The gross profit increased to $32.4 million from $29.2 million a year earlier. Gross margin improved slightly to 50.6 per cent of net sales from 50.3 per cent, benefiting from higher pricing and lower discounting, although these gains were partially offset by the impact of higher tariffs, VNCE said in a press release.

Selling, general and administrative (SG&A) expenses rose to $35 million, primarily due to increased employee benefit, marketing and advertising costs. However, SG&A as a percentage of sales improved to 54.7 per cent from 58 per cent in the prior-year period.

The company’s operating loss narrowed to $2.6 million. Net loss improved to $2.1 million, or $0.16 per share, compared with a net loss of $4.8 million, or $0.37 per share, a year earlier.

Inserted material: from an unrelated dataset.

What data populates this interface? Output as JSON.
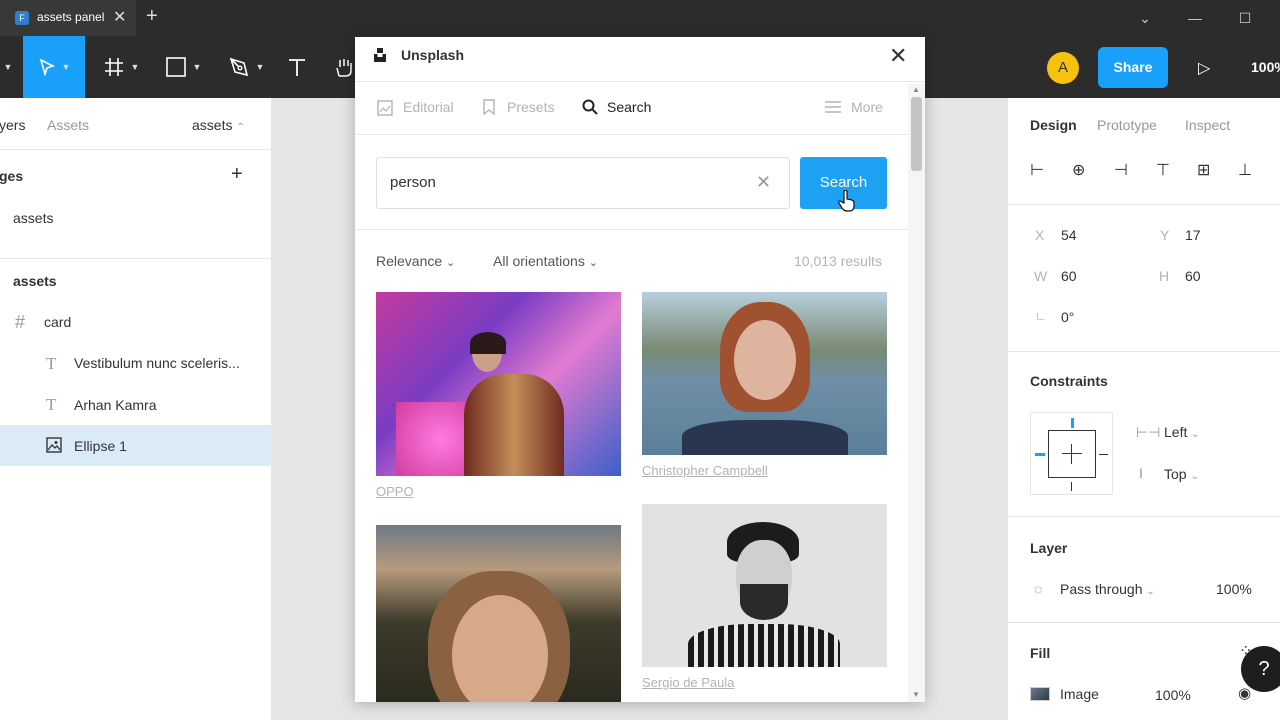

Segment performance showed continued strength in both business channels. Vince Wholesale generated operating income of $10.1 million, up from $9.4 million a year earlier. The DTC segment posted operating income of $1.8 million compared with an operating loss of $0.8 million in the prior-year quarter. Combined segment operating income increased to $12 million from $8.6 million.

At the end of the quarter, Vince operated 54 company-owned stores, four fewer than in the first quarter of FY25.

Vince projects double-digit Q2 sales growth

Looking ahead, Vince expects second quarter (Q2) FY26 net sales to increase by approximately 10-12 per cent YoY. Adjusted operating income is projected at 6.5-7 per cent of net sales, while adjusted EBITDA margin is expected to range between 8 per cent and 8.5 per cent.

For FY26, the company raised its outlook and now expects net sales growth of approximately 7-8 per cent compared with the prior year. Adjusted operating income is forecast at 4.0-4.5 per cent of net sales, while adjusted EBITDA is expected to reach 5.5-6 per cent of net sales.

The outlook assumes a 10 per cent tariff rate on applicable inventory receipts under Section 122 of the Trade Act of 1974 following a US Supreme Court ruling that struck down certain tariffs imposed under the International Emergency Economic Powers Act (IEEPA). The guidance does not include any potential tariff refunds that may arise from the decision, added the release.